Isaacs has big goals for his business and believes that with hard work, he will attain these in no time.
This Youth Month, Isaacs urges other like-minded young entrepreneurs to take risks. “Put yourself on the line and be courageous. But, always try to remain analytical and picky about the direction in which you foresee your business heading.”

How business owners can drive SA’s youth entrepreneurship levels

The 2015/2016 Global Entrepreneurship Monitor (GEM) report for South Africa shows an upsettingly low entrepreneurial involvement level among 18-to-24-year-olds, when compared to the average figure for Africa in the same age group. This is particularly alarming when considering the majority of South African school-leavers do not enter into tertiary education and therefore enter the work force during this period of their life .

With an unemployment rate that has just reached a 10-year high – at a time when almost half the population is under 25 – this low prevalence of youth entrepreneurial activity represents a gross waste of human resources and will most certainly have a negative impact on the country’s future growth prospects. Furthermore, the social implications of long-term unemployment among the youth is significant and could potentially lead to an increased incidence of crime and political disruption.

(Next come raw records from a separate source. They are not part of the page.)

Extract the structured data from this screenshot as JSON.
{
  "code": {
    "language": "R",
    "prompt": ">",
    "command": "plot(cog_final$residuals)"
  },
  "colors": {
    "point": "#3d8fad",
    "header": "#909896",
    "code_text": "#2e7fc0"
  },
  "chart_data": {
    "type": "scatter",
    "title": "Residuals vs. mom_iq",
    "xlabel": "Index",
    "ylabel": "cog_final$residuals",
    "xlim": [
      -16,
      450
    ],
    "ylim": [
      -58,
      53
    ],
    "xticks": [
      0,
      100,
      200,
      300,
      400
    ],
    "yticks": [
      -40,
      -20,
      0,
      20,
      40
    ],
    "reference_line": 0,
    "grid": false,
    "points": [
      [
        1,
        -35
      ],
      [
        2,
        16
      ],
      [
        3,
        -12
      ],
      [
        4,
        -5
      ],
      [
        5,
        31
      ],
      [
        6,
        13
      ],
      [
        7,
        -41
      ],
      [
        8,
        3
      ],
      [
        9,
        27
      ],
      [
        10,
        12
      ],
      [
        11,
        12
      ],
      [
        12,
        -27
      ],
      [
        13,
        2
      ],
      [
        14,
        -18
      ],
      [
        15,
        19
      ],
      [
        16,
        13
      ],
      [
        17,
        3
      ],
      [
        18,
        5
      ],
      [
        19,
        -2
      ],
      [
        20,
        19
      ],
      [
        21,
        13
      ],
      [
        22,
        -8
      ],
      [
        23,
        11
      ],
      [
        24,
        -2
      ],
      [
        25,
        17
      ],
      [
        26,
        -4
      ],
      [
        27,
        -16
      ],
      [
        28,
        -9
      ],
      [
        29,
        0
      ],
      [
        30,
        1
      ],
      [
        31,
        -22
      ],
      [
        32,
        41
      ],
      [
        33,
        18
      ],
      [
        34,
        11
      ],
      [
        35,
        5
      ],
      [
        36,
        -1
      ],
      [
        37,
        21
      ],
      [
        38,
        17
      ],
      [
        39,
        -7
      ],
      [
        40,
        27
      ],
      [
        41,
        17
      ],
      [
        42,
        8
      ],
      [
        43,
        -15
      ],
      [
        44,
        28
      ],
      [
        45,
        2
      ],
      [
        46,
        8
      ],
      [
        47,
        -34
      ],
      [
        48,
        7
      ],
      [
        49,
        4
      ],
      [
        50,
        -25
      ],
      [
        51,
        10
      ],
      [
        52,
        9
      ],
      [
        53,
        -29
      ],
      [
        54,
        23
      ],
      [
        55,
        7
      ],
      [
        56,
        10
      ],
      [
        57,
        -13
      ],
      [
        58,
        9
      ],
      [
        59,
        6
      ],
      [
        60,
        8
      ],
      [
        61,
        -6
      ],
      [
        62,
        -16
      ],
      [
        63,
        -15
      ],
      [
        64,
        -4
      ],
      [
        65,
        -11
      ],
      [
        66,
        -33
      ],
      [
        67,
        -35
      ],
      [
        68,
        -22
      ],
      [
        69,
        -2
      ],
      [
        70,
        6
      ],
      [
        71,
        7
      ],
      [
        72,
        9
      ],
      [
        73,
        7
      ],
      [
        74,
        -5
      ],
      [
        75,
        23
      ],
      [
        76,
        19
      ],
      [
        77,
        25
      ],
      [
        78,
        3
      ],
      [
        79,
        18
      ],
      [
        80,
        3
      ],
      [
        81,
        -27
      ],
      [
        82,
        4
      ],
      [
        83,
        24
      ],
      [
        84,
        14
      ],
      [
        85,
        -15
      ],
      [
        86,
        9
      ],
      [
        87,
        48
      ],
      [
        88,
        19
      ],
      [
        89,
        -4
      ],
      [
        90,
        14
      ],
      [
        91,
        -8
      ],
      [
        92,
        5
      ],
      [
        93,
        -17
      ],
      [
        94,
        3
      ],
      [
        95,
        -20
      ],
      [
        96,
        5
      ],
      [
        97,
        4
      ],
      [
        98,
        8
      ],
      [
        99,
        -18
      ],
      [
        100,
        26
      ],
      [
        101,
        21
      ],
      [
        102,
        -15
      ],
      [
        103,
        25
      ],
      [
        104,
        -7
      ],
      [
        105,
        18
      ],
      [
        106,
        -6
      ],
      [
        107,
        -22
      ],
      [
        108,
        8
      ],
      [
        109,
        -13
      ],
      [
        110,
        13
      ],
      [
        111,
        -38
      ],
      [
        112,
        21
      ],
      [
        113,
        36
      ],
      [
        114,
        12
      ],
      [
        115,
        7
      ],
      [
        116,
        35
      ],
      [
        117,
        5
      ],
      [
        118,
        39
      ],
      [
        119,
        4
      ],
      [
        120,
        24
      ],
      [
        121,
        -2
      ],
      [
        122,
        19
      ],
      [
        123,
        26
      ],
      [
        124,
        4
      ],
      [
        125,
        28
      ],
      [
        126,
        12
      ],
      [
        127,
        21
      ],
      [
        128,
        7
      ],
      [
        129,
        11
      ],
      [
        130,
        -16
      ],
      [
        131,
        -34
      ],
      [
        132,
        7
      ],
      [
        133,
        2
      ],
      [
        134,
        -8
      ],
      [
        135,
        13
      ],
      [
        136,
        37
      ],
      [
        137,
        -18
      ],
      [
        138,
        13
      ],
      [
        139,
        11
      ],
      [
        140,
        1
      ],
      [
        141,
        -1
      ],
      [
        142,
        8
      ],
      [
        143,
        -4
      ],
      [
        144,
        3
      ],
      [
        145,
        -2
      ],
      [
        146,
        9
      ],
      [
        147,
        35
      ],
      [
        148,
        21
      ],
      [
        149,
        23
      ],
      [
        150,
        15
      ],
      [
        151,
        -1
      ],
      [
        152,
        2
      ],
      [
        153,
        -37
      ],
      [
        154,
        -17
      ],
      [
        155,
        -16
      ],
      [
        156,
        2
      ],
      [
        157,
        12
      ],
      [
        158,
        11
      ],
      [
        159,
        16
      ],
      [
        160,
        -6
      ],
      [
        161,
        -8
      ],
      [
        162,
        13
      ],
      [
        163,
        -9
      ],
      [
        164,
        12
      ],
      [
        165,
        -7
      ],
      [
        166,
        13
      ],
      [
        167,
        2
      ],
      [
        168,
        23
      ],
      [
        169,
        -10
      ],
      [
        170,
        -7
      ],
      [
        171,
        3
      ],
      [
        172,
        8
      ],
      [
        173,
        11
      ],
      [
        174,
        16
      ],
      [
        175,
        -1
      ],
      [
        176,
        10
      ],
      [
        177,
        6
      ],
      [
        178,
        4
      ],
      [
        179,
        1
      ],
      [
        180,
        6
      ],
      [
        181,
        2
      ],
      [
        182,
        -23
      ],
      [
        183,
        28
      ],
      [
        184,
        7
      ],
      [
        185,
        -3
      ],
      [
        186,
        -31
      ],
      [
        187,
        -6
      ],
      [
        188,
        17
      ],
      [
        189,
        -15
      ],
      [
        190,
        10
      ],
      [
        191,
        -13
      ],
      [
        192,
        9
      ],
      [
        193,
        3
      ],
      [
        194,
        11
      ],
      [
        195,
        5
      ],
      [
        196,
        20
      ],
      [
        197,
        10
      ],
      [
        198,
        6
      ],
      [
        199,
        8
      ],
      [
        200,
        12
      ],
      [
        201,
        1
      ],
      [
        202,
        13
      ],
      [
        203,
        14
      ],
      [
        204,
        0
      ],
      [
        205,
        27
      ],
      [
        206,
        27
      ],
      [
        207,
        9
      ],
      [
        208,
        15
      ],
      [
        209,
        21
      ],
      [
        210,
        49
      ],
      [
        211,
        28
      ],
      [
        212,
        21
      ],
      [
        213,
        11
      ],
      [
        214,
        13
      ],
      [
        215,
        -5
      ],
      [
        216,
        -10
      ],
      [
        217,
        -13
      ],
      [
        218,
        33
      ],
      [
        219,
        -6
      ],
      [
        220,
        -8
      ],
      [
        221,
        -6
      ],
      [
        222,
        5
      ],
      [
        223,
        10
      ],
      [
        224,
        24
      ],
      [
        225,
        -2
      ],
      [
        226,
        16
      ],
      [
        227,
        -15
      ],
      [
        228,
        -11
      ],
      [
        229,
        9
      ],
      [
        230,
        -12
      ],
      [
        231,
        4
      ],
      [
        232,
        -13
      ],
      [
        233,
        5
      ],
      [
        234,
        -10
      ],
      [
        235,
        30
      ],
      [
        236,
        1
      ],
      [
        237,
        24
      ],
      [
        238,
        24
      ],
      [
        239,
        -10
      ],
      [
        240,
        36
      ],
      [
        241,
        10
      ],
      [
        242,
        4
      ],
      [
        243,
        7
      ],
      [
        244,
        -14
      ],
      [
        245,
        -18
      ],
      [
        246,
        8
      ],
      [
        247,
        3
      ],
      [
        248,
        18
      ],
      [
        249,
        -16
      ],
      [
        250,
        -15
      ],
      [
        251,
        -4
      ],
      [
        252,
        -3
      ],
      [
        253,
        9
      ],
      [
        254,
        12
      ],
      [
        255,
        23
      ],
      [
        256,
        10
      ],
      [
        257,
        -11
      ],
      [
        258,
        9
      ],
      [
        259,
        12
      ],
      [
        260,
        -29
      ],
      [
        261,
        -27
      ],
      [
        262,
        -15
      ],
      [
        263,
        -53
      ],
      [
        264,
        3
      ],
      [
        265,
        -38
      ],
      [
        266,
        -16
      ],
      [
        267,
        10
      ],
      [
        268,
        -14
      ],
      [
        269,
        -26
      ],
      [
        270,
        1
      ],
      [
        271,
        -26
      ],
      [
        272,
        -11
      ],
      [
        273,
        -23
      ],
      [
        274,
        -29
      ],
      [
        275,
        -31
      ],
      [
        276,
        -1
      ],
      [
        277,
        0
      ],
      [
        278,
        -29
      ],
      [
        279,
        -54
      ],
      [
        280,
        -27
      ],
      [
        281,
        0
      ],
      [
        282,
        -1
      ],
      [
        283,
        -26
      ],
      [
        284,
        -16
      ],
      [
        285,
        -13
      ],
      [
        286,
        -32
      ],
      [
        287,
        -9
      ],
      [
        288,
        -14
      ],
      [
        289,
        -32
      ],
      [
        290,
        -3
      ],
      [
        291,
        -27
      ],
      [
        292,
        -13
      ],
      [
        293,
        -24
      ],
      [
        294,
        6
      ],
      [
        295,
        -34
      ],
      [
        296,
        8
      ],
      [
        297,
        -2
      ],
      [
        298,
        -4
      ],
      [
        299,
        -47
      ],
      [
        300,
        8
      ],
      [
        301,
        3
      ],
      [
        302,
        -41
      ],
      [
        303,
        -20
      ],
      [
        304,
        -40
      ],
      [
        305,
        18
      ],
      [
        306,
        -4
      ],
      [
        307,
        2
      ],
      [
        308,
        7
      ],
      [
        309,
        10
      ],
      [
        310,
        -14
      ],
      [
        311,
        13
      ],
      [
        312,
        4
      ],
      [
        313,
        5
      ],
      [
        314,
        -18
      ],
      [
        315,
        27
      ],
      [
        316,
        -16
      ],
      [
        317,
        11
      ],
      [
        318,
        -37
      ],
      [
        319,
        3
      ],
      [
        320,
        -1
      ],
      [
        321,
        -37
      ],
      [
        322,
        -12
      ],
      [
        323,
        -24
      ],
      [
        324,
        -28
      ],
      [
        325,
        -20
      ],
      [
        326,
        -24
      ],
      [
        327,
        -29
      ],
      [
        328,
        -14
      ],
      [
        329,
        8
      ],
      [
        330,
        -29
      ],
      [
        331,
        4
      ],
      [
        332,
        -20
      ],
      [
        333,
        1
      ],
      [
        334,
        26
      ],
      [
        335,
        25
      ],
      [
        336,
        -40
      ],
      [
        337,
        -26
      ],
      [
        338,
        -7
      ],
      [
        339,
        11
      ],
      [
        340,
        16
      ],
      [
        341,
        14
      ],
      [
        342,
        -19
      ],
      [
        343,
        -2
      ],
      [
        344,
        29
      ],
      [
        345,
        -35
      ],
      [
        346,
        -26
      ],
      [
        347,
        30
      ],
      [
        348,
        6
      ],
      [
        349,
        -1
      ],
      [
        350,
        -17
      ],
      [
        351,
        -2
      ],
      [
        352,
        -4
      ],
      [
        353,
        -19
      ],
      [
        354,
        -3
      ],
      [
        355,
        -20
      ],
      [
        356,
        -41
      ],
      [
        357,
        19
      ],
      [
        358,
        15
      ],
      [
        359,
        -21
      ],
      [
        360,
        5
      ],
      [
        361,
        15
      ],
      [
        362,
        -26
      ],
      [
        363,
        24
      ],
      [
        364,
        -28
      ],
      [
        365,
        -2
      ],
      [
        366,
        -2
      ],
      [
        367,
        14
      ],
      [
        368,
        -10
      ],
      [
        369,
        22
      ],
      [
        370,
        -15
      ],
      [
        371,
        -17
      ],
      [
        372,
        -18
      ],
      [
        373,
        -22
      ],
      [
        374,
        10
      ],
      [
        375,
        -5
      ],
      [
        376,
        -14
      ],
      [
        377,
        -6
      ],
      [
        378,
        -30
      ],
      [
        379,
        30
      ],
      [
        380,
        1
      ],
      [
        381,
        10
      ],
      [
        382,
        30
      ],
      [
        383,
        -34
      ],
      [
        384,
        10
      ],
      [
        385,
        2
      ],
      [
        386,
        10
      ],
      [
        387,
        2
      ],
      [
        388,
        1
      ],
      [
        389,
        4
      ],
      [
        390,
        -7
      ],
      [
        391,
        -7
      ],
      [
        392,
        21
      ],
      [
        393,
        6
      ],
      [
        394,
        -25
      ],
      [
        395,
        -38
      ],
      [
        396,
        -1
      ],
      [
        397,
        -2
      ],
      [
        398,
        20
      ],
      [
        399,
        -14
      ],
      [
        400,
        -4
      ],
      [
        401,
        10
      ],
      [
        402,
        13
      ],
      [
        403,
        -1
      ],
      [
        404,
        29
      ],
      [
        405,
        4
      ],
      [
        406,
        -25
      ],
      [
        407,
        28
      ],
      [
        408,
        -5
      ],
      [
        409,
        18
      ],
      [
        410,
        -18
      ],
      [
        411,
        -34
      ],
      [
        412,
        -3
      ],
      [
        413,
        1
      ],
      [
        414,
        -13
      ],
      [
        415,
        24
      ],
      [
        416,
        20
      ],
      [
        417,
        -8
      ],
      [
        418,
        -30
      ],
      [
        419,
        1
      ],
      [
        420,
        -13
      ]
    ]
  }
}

While the challenge of unemployment among the South African youth is a complex issue, to which there is no one simple solution, increasing the involvement of young individuals in business could contribute to the development of entrepreneurial skills and allow young people an opportunity to participate in the economy in a meaningful way. Whether or not they decide to pursue entrepreneurship in the long run, the experience will also help in developing non-cognitive skills, such as opportunity recognition, innovation and critical thinking.

Here are three simple ways that business owners can help to drive youth entrepreneurship levels:

1. Create an enterprise culture that encourages entrepreneurial activity

In order to encourage entrepreneurial behaviour amongst the youth, South African business owners need to develop and encourage an enterprise culture that positively promotes entrepreneurship. Whether this is done by way of public addresses and seminars, or simply writing a monthly newsletter or blog, business owners should proactively share their entrepreneurial stories and encourage the cultural traits that foster entrepreneurship. These include the notion of acknowledging failure as an opportunity to learn and encouraging creativity and innovation.

2. Become a mentor

This can be done through a formally implemented internal mentorship programme or a more casual invitation to job-shadow for the day and experience the working environment. Either way, allowing a young person to experience the dignity of working, contributing and developing skills may give them the motivation necessary to start a business in the future. In return, a business owner will benefit from the talents, energy and ideas that young people generally bring to the labour force and may even learn something themselves.

3. Open up access to business facilities

One of the easiest and most beneficial ways that business owners can support young and budding entrepreneurs is by allowing them use of their office’s infrastructure, whether this be a desk to work at, access to electronic equipment after hours or use of a boardroom to present ideas to potential investors. While not requiring any effort or time on the part of the business owner, like a mentorship programme would, this inclusive initiative will still allow young people the opportunity to observe a thriving business environment and may spark an idea or passion to create something similar for themselves.

While entrepreneurship is not the sole solution to South Africa’s problem of youth unemployment, it can contribute in unleashing the economic potential of the country’s youth and improve their economic independence, possibly providing an avenue to new job opportunities and career growth.